His son Charles Bosley Sr. moved to the land in 1818 with his wife, Eliza.
Only three of the tombstones have been identified, Barrett said: Charles Sr., who died in 1870 at the age of 93; Eliza, who died in 1870; and their infant daughter Mary, who died in 1825. Two of the other tombstones are believed to be for the Bosleys’ daughter-in-law Martha, who died in 1847, and their son Charles Jr., who died three months later. Both Martha and Charles Jr. are believed to have died from typhoid fever, Sister Mary Sarah said.
“Charles Sr.’s tombstone is pretty elaborate,” Barrett said. “He was a pretty prominent member of Nashville society, so it doesn’t surprise me.”

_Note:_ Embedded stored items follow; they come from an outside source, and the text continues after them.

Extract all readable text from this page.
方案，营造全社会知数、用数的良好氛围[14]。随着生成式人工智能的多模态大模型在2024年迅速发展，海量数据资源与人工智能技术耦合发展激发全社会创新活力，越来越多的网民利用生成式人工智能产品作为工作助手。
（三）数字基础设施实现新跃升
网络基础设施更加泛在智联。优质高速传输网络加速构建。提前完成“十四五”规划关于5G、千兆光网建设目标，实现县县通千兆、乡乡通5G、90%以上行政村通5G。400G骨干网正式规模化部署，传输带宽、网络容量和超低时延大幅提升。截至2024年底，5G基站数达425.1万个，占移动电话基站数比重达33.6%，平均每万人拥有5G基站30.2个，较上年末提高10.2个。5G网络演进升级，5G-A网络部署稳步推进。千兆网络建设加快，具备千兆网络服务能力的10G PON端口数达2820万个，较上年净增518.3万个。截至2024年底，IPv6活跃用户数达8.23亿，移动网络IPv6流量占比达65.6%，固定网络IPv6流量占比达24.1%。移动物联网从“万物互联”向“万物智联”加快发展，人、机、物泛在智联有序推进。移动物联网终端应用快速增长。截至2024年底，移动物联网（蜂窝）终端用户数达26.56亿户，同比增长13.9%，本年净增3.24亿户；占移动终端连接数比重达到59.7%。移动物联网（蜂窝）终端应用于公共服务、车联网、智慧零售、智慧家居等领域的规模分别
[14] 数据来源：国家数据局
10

The Joseph Warner family acquired the property early in the 20th century, and the Bosley family home was torn down and a new home – now known as the White House on the Dominican Campus – was built in 1913 on the original foundation. The Dominican Sisters of St. Cecilia congregation bought the property from the Warner family in 1923 and over the years built three schools there: Aquinas, St. Cecilia Academy and Overbrook School.
The Bosley family cemetery is located on what will be a large lawn in front of the new Siena Residence Hall, the college’s first-ever on-campus dormitory. The discovery did not slow construction on the building, which is scheduled to be open by the end of September, Sister Mary Sarah said.
“I’m really enjoying this,” said Sister Mary Sarah, who has a degree in history. “It gives you a greater sense of the continuity to be on a property with so much lived history.”